ICR not only extracts huge amounts of data for routing calls faster and to the best-suited agents, but it also leverages this data for in-call and post-call assistance for a variety of use-cases. The ICR process involves:
1. Processing of data
An ICR system uses three types of data - caller input, caller data, and historical data. Caller input refers to the inputs given by callers through voice or IVR (Interactive Voice Response). These include account details, nature of the query, and type of outcome. Caller data refers to the phone number identification function of ICR through ANI (Automatic Number Identification) and Dialed Number Identification Service (DNIS). Historical data refers to account standing, past purchases, support history, personal information, and sentiment data. Each of these data-points is put together with help of the ICR system to decide the best agent suited to the caller’s needs.
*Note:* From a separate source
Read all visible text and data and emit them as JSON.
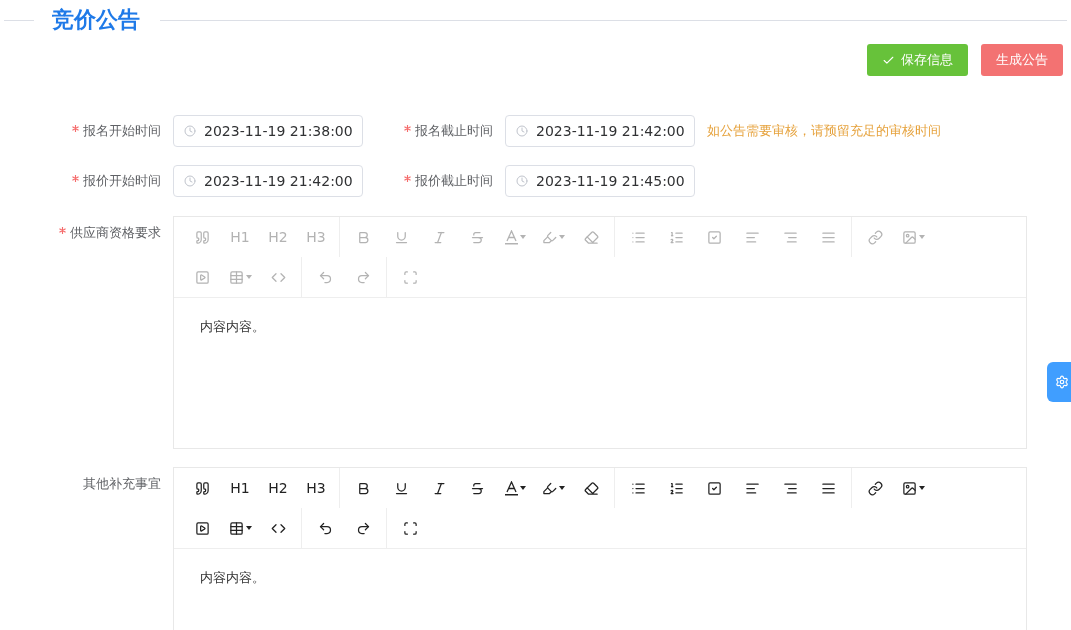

2. Automated call handling
Combining ICR technology with natural language understanding (NLU) and an Enterprise Conversational AI Software stack can take the game to the next level. A Conversational AI stack, with a low-code graphical conversation editor, enables the creation of smart, machine learning-driven, and intelligent routing scenarios using powerful Conversational AI functionality. This empowers you to combine the automated understanding of natural language user inputs with the decision-based routing mechanisms of an intelligent conversation flow design.
3. Connecting the caller to the right agent
Apart from connecting callers with agents best trained and suited for the type of query, ICR systems can also connect a caller to the previous agent they have been speaking to. This is helpful in certain cases where a specific agent is already updated with the progress of the case and the caller wouldn’t want to waste time repeating details.
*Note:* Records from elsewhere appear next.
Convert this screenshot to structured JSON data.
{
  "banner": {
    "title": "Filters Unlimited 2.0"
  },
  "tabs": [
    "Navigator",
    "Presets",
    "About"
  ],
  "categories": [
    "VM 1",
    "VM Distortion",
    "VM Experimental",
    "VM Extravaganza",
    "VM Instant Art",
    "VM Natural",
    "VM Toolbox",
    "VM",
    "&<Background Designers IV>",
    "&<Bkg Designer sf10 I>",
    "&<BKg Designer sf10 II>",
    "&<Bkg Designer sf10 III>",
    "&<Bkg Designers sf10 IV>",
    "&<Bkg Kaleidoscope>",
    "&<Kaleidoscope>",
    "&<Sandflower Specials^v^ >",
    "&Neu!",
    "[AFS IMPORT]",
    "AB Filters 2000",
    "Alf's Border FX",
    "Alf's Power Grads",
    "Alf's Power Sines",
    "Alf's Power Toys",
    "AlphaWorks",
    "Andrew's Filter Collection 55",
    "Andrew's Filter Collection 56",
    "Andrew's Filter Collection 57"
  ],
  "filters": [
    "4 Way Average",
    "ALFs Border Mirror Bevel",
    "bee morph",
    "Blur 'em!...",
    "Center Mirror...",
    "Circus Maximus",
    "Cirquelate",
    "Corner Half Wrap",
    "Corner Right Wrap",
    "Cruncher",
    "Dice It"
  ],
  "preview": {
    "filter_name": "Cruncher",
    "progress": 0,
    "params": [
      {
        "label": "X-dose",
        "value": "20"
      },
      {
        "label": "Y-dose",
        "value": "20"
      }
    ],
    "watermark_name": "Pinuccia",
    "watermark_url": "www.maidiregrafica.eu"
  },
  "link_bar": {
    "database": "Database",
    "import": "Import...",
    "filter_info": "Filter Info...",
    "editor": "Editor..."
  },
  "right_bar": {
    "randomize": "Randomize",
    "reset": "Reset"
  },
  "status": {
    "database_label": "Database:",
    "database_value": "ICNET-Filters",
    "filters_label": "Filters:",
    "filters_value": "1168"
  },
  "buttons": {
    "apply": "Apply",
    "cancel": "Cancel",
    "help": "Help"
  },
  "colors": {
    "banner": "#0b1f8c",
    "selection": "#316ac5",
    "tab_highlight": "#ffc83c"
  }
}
4. Directing caller to offline service centers
If a caller’s query needs to be resolved by a physical service center visit, an ICR system can also provide the requisite details and solve their query in no time without the involvement of a live agent at all.
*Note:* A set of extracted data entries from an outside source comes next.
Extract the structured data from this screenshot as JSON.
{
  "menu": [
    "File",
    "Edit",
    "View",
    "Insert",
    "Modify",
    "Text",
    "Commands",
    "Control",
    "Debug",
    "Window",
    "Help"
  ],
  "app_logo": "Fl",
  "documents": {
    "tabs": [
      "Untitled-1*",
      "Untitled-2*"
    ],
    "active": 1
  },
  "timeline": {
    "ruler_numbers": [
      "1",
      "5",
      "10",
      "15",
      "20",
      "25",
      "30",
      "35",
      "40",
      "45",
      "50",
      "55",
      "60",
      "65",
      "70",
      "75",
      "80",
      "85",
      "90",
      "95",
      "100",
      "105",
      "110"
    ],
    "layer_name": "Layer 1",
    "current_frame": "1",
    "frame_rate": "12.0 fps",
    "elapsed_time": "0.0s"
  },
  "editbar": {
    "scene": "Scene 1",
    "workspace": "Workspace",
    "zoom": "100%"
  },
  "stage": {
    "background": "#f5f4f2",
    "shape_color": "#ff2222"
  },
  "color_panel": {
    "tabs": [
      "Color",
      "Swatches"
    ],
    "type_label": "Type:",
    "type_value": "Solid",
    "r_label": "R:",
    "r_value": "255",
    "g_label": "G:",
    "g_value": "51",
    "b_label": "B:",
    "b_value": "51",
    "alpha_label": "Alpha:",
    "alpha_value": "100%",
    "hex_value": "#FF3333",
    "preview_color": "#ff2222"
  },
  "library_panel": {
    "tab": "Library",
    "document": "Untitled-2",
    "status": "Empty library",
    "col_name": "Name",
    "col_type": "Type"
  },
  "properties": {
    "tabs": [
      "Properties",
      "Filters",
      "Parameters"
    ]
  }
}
5. Passing on data to live agents
ICR systems gather precision call insights which then also becomes easily accessible to live agents for smoother and more efficient solutions.
6. Providing call volume notifications
ICR systems can notify agents about the increase and decrease in call volumes for them to allocate and manage calls in a more organized manner.
7. Call data analytics
ICR is an intelligent system that can also provide data related to wait times, call duration, call volume management, resulting time, group and agent performance, etc. which can help contact center managers strategize and work upon weak links.
Intelligent call routing using Conversational AI technology
Combining the capabilities of natural language understanding or even a full-featured Conversational AI stack along with the ability to perform smart routing based on intelligent call routing algorithms provides the potential to create even more powerful and automated customer service applications. Such applications leverage AI technology at their core to handle inbound and outbound customer service requests in an automated fashion. The end result? They enhance a traditional call center with an AI-powered contact center automation solution such as Cognigy.AI.
The core features of Cognigy.AI include:
- An omnichannel experience (chat and voice).
- A seamless handoff from Conversational AI to live agents.
- Insightful analytics that can complement business intelligence and advanced contact management tools.
- Low-code editor to facilitate the handling of context-sensitive conversations along with requisite routing.
- Native voice gateway solutions to automate phone conversations
- Application and combination of NLU (Natural Language Understanding), Speech Recognition, AI-based routing, and other advanced AI features.
Does your customer service need an intelligent call routing system?
In short, yes. AI-enabled intelligent call routing is one of the most revolutionary digital solutions of the decade. It can provide path-breaking results such as improved First Call Resolution rates, better customer and agent satisfaction, and rich analytical insights, to name a few. Implementing ICR is no longer a choice but a necessity to overcome ailing ROIs and eliminate process bottlenecks in contact centers.